Covid for me is about rolling the dice the least possible times.
I'm pretty sure my study of Asian wisdom would include this gem from Japan https://www.mhlw.go.jp/content/3CS.pdf
Attending university classes on a whim is pretty much like jumping into a covid generator.
A mid-eastern gem is
"Be in this world but not of it."
I got several more hours of chat
but no more typing.
Blessings

Marie Snyder said...

Thanks, Lungta! That's a good analogy, except I almost dropped the course when mandates were dropped, but then this is one of few universities that brought them back, so I stayed in. I had the impression that I wasn't walking into a dark alley. Now that I'm here, I'm trying to turn on the lights!

Ben said...

Of course I'm not in the course so this isn't a particularly well-informed opinion, but I wonder if the suggestion not to enforce your morality on others only applies on an individual level.

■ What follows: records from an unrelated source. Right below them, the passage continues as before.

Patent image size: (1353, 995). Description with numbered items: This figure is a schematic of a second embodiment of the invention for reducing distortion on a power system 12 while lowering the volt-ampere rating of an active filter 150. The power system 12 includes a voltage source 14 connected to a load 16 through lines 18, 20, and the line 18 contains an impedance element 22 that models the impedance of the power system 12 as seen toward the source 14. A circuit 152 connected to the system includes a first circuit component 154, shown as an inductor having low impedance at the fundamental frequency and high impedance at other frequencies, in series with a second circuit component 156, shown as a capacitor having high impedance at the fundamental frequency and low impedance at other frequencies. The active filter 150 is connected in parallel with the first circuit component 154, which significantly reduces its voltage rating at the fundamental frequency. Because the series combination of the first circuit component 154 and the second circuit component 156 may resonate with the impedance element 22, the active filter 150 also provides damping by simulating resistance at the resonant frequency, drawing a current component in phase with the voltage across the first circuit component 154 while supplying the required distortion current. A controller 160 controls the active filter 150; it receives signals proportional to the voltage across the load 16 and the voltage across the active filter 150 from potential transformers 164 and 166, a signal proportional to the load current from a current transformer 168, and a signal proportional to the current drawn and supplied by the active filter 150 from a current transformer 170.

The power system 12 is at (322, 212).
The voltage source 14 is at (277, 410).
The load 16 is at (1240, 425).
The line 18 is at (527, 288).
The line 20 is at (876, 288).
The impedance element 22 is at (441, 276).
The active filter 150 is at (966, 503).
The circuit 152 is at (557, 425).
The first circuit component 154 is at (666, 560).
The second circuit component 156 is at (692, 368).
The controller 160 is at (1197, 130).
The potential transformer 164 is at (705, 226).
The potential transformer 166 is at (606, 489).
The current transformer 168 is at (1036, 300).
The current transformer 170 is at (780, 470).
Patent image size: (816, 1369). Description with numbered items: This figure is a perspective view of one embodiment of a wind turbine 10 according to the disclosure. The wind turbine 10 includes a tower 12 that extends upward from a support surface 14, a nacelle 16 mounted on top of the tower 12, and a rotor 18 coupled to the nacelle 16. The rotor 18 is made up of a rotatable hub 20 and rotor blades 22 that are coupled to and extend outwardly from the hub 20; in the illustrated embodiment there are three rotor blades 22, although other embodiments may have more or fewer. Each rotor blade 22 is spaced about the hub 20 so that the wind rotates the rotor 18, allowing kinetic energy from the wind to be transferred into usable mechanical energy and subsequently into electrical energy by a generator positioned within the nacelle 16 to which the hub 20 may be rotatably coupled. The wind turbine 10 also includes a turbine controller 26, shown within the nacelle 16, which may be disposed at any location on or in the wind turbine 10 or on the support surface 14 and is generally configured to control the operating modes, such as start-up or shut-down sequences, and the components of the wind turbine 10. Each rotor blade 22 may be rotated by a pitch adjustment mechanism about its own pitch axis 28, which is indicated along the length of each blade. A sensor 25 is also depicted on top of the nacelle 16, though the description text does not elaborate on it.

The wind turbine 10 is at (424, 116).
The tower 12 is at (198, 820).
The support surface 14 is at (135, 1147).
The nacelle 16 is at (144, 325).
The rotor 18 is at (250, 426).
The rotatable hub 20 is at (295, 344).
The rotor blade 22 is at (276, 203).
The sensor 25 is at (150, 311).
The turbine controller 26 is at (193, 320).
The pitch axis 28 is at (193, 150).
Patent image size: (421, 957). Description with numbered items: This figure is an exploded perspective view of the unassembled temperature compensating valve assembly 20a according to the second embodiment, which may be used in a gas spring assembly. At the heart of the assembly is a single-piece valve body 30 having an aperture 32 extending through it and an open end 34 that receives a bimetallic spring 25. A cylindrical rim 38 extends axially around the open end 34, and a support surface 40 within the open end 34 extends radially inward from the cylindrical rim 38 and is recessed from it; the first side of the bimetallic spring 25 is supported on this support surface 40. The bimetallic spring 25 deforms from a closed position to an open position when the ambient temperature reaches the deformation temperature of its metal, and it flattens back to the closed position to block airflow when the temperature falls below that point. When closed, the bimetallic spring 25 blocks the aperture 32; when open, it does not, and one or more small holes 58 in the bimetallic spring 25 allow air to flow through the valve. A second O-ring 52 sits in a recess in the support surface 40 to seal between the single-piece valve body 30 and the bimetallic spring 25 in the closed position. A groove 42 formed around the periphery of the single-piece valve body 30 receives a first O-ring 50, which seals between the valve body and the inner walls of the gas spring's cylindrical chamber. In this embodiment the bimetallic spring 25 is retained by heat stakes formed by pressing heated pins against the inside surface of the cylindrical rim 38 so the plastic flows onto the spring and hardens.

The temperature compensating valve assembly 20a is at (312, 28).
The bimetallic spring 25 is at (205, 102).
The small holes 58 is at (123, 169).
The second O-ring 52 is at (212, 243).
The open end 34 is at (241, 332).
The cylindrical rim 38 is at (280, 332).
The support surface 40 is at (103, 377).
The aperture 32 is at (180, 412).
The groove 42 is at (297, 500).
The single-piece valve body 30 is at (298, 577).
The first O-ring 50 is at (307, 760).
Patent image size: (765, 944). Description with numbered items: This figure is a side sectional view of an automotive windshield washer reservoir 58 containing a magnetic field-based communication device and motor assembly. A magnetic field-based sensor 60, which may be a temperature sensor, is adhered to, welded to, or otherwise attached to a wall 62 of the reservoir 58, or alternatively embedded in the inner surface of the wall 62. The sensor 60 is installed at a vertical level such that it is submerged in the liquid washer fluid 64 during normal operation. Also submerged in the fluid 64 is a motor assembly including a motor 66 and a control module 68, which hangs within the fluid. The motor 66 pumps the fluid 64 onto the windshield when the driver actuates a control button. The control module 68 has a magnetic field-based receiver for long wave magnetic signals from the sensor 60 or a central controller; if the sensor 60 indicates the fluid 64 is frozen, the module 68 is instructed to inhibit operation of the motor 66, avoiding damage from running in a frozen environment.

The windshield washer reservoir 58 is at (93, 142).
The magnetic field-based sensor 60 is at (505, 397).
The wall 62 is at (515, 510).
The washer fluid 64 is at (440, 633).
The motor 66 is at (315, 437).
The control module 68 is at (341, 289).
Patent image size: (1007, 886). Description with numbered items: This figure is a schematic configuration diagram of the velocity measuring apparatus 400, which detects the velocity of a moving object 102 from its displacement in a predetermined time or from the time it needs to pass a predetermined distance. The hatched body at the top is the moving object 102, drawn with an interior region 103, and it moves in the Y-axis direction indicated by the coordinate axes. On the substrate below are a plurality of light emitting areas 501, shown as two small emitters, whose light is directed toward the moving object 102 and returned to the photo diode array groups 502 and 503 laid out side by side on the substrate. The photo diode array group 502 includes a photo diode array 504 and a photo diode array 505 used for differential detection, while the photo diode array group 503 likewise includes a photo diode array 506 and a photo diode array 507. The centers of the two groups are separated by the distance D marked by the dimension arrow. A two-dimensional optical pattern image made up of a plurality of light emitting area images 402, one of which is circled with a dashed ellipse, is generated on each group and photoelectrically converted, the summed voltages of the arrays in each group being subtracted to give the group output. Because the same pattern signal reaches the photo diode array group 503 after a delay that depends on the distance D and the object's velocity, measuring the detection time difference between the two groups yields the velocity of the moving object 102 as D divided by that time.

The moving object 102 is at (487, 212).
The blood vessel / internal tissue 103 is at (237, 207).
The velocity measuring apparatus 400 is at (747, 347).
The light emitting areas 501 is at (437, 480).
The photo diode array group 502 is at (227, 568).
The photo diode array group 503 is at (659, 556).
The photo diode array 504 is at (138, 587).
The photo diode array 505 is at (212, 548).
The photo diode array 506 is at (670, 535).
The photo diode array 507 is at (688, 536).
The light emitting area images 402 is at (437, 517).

For example, I'm sure that acting in defense of another wouldn't be considered immoral. That probably includes telling others to do no harm, since the least interventionist action that is still morally consistent with someone who values the well-being of others would be telling an aggressor that it's bad to hurt people.

And I wonder if mask mandates can be seen the same way. There's a group of people who, if we assume they're acting in good faith, are missing some information about the world, so surely telling them this information (and similarly, petitioning the government about mask mandates/covid precautions in general) can be considered "acting in defense of another"?

It seems to me that a moral stance of "don't teach, just embody" can't the the whole of a moral philosophy, as some moral frameworks (many western religions, for example) include recruitment as a moral imperative. Also something like "protect those who you can protect" is a moral principle that requires some sort of action, whether that be political or physical, and that principle seems like something that should always be morally permissible to hold.

Again, I haven't taken the course, so y'know, grain of salt and all that, but that's just what this post made me wonder.

Marie Snyder said...

Hey Ben, you could be right! They're specifically opposed to recruitment and missionaries, but Gandhi followed this path and saw nothing wrong with openly opposing the British colonists.